Poste, servono almeno tre moto

Lunedì 14 Marzo 2011, Venezia - (L.M.) «La situazione delle Poste al Lido è allo sbando. Occorre restituire almeno tre moto di servizio ai portalettere impegnati nella consegna quotidiana della posta». È questa la richiesta avanzata dai sindacati per affrontare, almeno temporaneamente, l'emergenza e la situazione di grave difficoltà in cui si trovano gli unici due uffici postali rimasti nell'isola. A parlare è il sindacalista Giovanni Conte, da sempre impegnato in prima linea nell'affrontare i problemi segnalati dai lavoratori. Dopo un sopralluogo avvenuto nei giorni scorsi Conte ha constatato sia negli uffici centrali di via Michiel che a Malamocco come continuino le code interminabili agli sportelli, con attese anche di ore per l'utenza.
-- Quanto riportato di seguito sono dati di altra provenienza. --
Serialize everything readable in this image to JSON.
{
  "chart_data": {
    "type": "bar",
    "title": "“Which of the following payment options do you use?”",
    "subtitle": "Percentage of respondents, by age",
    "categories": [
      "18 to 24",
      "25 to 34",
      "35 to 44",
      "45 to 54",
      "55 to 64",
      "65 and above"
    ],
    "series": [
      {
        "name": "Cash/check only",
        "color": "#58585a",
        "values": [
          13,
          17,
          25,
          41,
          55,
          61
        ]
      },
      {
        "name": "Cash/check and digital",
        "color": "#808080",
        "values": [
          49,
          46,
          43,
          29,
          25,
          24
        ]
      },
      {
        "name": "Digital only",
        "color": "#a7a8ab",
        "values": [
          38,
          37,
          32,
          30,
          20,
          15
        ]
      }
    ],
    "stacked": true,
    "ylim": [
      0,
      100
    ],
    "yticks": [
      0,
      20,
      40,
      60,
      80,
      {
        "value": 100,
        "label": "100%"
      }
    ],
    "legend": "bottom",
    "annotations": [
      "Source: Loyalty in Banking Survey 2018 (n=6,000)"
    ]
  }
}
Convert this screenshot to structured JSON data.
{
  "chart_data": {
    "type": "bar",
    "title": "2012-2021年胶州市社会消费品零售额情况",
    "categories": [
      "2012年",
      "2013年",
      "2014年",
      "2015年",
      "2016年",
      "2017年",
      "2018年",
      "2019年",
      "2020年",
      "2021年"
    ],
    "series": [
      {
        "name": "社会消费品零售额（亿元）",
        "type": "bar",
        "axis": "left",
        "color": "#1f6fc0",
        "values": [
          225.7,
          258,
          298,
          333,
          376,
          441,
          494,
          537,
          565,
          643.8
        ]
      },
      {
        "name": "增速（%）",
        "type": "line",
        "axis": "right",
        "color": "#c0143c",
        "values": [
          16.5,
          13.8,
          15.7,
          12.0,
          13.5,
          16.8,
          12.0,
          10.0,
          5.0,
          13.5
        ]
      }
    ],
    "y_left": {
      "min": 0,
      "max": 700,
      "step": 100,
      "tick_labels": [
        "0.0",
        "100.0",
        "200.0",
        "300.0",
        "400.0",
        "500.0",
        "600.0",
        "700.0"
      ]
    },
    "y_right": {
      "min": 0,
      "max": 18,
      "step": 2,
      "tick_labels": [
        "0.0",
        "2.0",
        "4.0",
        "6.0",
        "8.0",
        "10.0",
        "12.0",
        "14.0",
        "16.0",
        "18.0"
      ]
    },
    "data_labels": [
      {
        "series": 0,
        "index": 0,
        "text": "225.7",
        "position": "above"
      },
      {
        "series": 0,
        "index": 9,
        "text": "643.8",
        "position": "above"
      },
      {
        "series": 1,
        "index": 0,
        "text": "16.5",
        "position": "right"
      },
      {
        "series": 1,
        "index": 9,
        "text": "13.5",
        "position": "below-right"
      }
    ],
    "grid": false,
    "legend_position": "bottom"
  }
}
Spedire una raccomandata o inviare un pacco dal Lido è diventata quasi un'impresa. «Continuano le attese agli sportelli - attacca Conte - e le nostre richieste all'azienda non sono state fino ad ora ascoltate. L'azienda ha motivato il "taglio" di alcuni lavoratori adducendo un minor traffico postale, cosa non vera. Per quanto riguarda i portalettere la scelta dell'azienda è stata quella di togliere le moto e di dare in dotazione solo le biciclette. Così, per fare i postini al Lido, bisogna aver partecipato al Giro d'Italia. Crediamo che possano essere ripristinate almeno tre moto da utilizzare nelle zone più vaste. Il taglio del personale ha inoltre provocato ritardi nelle consegne e il fatto che la posta, in alcune zone, non arriva più al Lido quotidianamente ma una volta ogni due giorni. In un'isola turistica come il Lido, dai grandi progetti, pensiamo che invece l'azienda dovrebbe investire nel comparto privati, e quindi offrire un servizio all'altezza." Altro punto fondamentale è quello dell'ufficio postale di Città Giardino chiuso dallo scorso agosto perché non a norma dopo una rapina, ma non più ripristinato in altra sede. «Eppure i cittadini - chiude Giovanni Conte - avevano segnalato la disponibilità di spazi adeguati e a norma, dove si poteva spostare il servizio, sempre in una zona molto popolosa come quella di città giardino. Siamo in attesa di capire dalla direzione di Roma cosa si voglia fare.»